There are about 2,000 drawings and engravings, mostly of animals: horses, bison, red deer, stags, cats, and aurochs — large, black cattle-like animals that are now extinct. There are also human figures, various geometric shapes, and the outlines of human hands — possibly the signatures of the artists. The chambers have been given dramatic names, like the Great Hall of the Bulls, the Chamber of Felines, and the Shaft of the Dead Man. There also appears to be an Ice Age star chart: clusters of stars that resemble known constellations like Taurus the Bull, the Summer Triangle, and the Pleiades.

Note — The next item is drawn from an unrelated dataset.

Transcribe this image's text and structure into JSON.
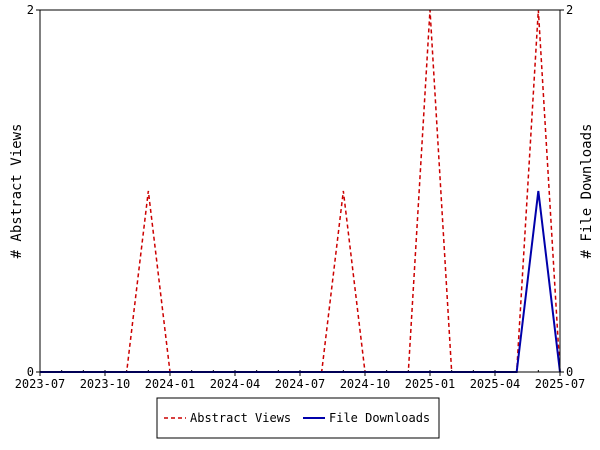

Today is the birthday of French scientist Irène Joliot-Curie, born in Paris (1897). She was the daughter of Pierre and Marie Curie. She was homeschooled as part of an educational experiment run by her parents and their friends. Called “The Cooperative,” the adults — all experts in their respective fields — took turns teaching one another’s children. She then studied at the Sorbonne, but World War I interrupted her university career, so she helped her mother operate mobile X-ray units in field hospitals instead.
She began assisting her mother in the lab at the Institute of Radium at the University of Paris when she was 21. That’s where she met a young chemical engineer named Frédéric Joliot; they were married in 1926, and in 1935, the husband and wife team won the Nobel Prize in chemistry, for artificially creating radioactive elements. Unfortunately, like her mother, Joliot-Curie developed leukemia as a result of her close work with radioactive substances; she died in 1956, at the age of 58.
Physicist James Chadwick wrote of her: “She knew her mind and spoke it, sometimes perhaps with devastating frankness; but her remarks were informed with such regard for scientific truth and with such conspicuous sincerity that they commanded the greatest respect in all circumstances.”